I think this is putting the cart before the horse. There wouldn’t be a conversion in the first place if the person felt everything about the beliefs of their upbringing were peachy. The grievances precede the conversion.
Yet this claim is not shared by our Church. The Catechism clearly states that Muslims adore the same God as we do and that within God’s plan for salvation the Muslims have ‘first place’ amongst those who acknowledge the Creator.
Claiming that Islam is a ‘demonic’ faith is contrary to the teachings of our Church. As a Catholic, it is a heretical view to hold.
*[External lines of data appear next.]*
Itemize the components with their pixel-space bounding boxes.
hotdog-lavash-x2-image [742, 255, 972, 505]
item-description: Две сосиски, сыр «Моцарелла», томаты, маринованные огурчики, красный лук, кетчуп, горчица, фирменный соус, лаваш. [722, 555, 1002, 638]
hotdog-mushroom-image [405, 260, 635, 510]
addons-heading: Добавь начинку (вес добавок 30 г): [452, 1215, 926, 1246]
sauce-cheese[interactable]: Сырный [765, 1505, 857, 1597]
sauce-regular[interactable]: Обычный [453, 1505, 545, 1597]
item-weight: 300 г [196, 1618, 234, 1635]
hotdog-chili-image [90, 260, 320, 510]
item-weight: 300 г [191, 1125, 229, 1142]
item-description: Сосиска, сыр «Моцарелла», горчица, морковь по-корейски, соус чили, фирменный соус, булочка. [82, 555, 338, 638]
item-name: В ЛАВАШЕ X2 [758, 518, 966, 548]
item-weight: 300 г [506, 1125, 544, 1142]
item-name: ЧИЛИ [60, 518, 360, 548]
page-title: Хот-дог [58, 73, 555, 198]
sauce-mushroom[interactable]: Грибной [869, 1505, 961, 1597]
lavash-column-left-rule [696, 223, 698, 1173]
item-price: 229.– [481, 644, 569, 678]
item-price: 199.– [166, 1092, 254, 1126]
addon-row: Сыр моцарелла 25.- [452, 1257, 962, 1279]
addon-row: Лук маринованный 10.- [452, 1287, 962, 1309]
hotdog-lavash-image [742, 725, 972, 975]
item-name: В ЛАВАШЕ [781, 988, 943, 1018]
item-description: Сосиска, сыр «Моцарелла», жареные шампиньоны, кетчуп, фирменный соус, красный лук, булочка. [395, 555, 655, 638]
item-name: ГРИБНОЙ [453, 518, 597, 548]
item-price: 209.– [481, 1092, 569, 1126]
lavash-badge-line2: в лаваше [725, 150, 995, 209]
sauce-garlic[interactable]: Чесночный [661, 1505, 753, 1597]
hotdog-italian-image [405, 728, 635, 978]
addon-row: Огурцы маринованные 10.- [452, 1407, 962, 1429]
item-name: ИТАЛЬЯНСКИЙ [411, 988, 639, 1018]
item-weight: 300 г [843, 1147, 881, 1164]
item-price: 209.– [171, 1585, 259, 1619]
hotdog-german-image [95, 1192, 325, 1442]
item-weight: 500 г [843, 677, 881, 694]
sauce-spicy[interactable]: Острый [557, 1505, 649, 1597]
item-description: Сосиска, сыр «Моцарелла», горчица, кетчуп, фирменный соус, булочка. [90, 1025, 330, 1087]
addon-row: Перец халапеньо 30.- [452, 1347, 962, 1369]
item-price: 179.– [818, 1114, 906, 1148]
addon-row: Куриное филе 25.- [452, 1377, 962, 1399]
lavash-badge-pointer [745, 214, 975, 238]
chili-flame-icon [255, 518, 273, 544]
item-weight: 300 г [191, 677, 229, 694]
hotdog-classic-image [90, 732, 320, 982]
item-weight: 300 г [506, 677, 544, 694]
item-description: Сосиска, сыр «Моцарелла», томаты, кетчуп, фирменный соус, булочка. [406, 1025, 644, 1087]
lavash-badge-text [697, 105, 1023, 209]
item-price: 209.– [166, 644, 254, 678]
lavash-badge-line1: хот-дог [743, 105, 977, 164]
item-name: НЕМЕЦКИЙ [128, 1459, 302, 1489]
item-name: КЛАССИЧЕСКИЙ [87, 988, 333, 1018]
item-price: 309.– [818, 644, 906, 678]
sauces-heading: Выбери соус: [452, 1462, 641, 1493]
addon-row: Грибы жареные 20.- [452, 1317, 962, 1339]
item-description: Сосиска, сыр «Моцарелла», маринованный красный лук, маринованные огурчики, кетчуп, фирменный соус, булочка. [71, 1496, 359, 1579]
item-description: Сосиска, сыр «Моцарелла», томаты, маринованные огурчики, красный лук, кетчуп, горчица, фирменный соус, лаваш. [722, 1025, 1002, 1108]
This is not correct. These two views are not incompatible with one another, however the view that Islam has aggressive roots against Christianity is not something that is (or ever will be) magisterially defined, because that isn’t the Magisterium’s job in the first place. The Magisterium preserve the truths of the faith. I recommend reading CAF’s book “Not Peace but a Sword” for a more thorough understanding on the divides between Islam and Christianity.
There are a great number of converts from Islam that hold this view, and it is not for reasons of paranoia. Nor do grievances against certain tenets of a faith entail a hatred against its followers. That is a conflation.
There may very well be grievances before conversion but these grievances do not cease after conversion; instead, they often intensify. That is where cognitive motivation in the form of dissonance kicks in, in the attempt to justify one’s decision and believe it is the correct one.